Here are four key areas where threat intelligence helps security leaders make decisions:
• Mitigation — Threat intelligence helps security leaders prioritize the vulnerabilities and weaknesses that threat actors are most likely to target, giving context on the TTPs those threat actors use, and therefore the weaknesses they tend to exploit.
• Communication — CISOs are often challenged by the need to describe threats and justify countermeasures in terms that will motivate non-technical business leaders, such as cost, impact on customers, new technologies. Threat intelligence provides powerful ammunition for these discussions, such as the impact of similar attacks on companies of the same size in other industries or trends and intelligence from the dark web indicating that the enterprise is likely to be targeted.
• Supporting leaders — Threat intelligence can provide security leaders with a real-time picture of the latest threats, trends, and events, helping security leaders respond to a threat or communicate the potential impact of a new threat type to business leaders and board members in a timely and efficient manner.
• The security skills gap — CISOs must make sure the IT organization has the human resources to carry out its mission. But cybersecurity’s skills shortage means existing security staff frequently cope with unmanageable workloads. Threat intelligence automates some of the most labor-intensive tasks, rapidly collecting data and correlating context from multiple intelligence sources, prioritizing risks, and reducing unnecessary alerts. Powerful threat intelligence also helps junior personnel quickly “upskill” and perform above their experience level.
Reducing Third-Party Risk
Countless organizations are transforming the way they do business through digital processes. They’re moving data from internal networks to the cloud, and gathering more information than ever before.

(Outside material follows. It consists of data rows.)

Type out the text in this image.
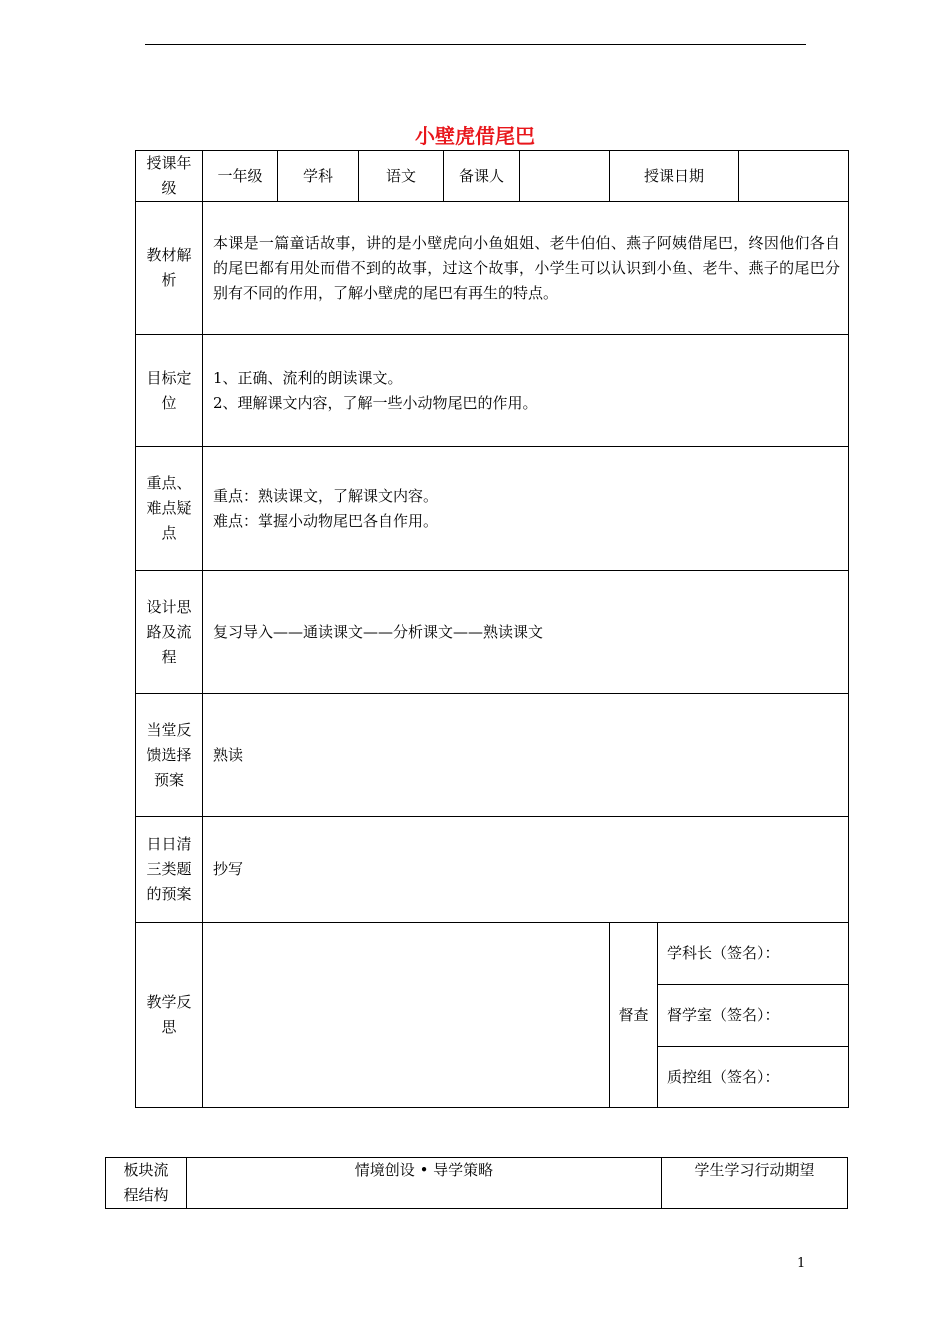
小壁虎借尾巴
授课年级	一年级	学科	语文	备课人		授课日期		
教材解析	本课是一篇童话故事，讲的是小壁虎向小鱼姐姐、老牛伯伯、燕子阿姨借尾巴，终因他们各自的尾巴都有用处而借不到的故事，过这个故事，小学生可以认识到小鱼、老牛、燕子的尾巴分别有不同的作用，了解小壁虎的尾巴有再生的特点。							
目标定位	1、正确、流利的朗读课文。
2、理解课文内容，了解一些小动物尾巴的作用。							

重点、难点疑点	重点：熟读课文，了解课文内容。
难点：掌握小动物尾巴各自作用。							

设计思路及流程	复习导入——通读课文——分析课文——熟读课文							
当堂反馈选择预案	熟读							
日日清三类题的预案	抄写							
教学反思						督查	学科长（签名）：	
							督学室（签名）：	
							质控组（签名）：	
板块流程结构	情境创设 • 导学策略	学生学习行动期望
1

Making data easier to collect, store, and analyze is certainly changing many industries for the better, but this free flow of information comes with a price. It means that to assess the risk of our own organization, we also have to consider the security of our partners, vendors, and other third parties.

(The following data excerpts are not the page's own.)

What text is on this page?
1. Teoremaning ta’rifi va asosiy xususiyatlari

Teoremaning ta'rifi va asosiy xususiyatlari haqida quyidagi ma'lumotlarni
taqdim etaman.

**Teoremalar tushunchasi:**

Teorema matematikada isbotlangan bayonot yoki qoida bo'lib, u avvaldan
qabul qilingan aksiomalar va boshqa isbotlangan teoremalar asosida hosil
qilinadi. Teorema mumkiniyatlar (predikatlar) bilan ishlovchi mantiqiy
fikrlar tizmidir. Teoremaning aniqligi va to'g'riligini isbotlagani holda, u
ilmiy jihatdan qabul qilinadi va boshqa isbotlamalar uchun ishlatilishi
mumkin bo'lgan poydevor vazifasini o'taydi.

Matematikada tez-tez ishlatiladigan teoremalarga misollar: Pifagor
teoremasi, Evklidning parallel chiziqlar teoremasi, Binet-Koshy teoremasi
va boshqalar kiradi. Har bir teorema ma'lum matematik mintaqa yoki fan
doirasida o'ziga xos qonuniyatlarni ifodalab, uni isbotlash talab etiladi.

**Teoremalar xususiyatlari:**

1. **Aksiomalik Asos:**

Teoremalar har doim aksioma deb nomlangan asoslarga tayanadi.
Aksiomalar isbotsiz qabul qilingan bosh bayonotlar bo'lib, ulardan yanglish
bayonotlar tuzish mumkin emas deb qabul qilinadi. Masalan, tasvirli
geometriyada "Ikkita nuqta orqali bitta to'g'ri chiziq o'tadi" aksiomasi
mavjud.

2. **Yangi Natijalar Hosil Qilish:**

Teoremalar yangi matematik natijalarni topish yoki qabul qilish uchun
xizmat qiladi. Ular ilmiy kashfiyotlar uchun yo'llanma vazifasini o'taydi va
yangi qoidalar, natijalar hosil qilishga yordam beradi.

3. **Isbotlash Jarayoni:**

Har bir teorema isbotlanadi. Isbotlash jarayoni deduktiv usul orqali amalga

Unfortunately, many of the most common third-party risk management practices employed today are lagging behind security requirements. Static assessments of risk, like financial audits and security certificate verifications, are still important, but they often lack context and aren’t always timely. There’s a need for a solution that offers real-time context on the actual threat landscape.
Threat intelligence is one way to do just that. It can provide transparency into the threat environments of the third parties you work with, providing real-time alerts on threats and changes to their risks and giving you the context you need to evaluate your relationships.